Que du bon. J'ai beaucoup appris avec de super joueurs. J'y ai signé mon premier contrat professionnel, j'ai pu m'entraîner avec des joueurs de grande qualité, on a gagné la Coupe Gambardella (en 2011, ndlr) et on a fait des finales U18. Chez les professionnels, il y a eu des hauts et des bas. On est descendus en Ligue 2 donc j'ai connu beaucoup de choses là-bas. C'était très enrichissant.
Les Herbiers
De très grands joueurs sont sortis du centre de formation monégasque. Penses-tu que c'est l'un des meilleurs centres de formation français ?
Clairement oui. C'est vrai que la politique du club a beaucoup changé depuis l'arrivée des Russes mais à l'époque où je jouais à Monaco, c'était un club qui s'appuyait vraiment beaucoup sur les jeunes du centre. Maintenant, il y a plus de stars. Mais c'était l'un des meilleurs centres de formation.
Aurais-tu aimé rester plus longtemps à Monaco ou, d'après toi, tu n'avais plus ta place ?

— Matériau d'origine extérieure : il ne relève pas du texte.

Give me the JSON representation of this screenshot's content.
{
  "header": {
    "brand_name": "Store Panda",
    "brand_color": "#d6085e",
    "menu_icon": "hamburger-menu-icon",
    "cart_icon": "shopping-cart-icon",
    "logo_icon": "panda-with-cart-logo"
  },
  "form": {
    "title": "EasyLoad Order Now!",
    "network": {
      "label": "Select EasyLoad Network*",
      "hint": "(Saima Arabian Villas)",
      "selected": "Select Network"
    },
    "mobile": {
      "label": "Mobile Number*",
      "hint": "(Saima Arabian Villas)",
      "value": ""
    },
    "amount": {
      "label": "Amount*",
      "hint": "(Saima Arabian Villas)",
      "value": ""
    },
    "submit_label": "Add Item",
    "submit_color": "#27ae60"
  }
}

J'aurais pu rester car le club m'avait proposé de me garder et de me prêter dans un club étranger. Mais je voulais jouer en France donc j'ai fait le choix de partir. Aujourd'hui je n'ai pas de regret même si j'aurais fait les choses différemment avec un peu de recul. J'ai fait ce que je pensais le mieux pour moi sur le moment, mais si c'était à refaire, je le ferais différemment.
Tu viens de rappeler que tu as remporté la Coupe Gambardella. Est-ce ton meilleur souvenir ?
Mes meilleurs souvenirs restent la signature de mon premier contrat professionnel (à 16 ans et 4 mois, N.D.R) et mon premier match en professionnel contre l'Olympique de Marseille. La Coupe Gambardella, c'était quelque chose de très fort parce qu'on était une vraie bande de potes. On avait des joueurs de qualité et on a réussi à aller jusqu'au bout. Ça restera un moment important de ma carrière, mais mon meilleur souvenir restera mon la signature de mon premier contrat car c'est ce qu'on veut tous.
Suis-tu les résultats de l'AS Monaco ? Quel regard portes-tu sur la situation actuelle du club ?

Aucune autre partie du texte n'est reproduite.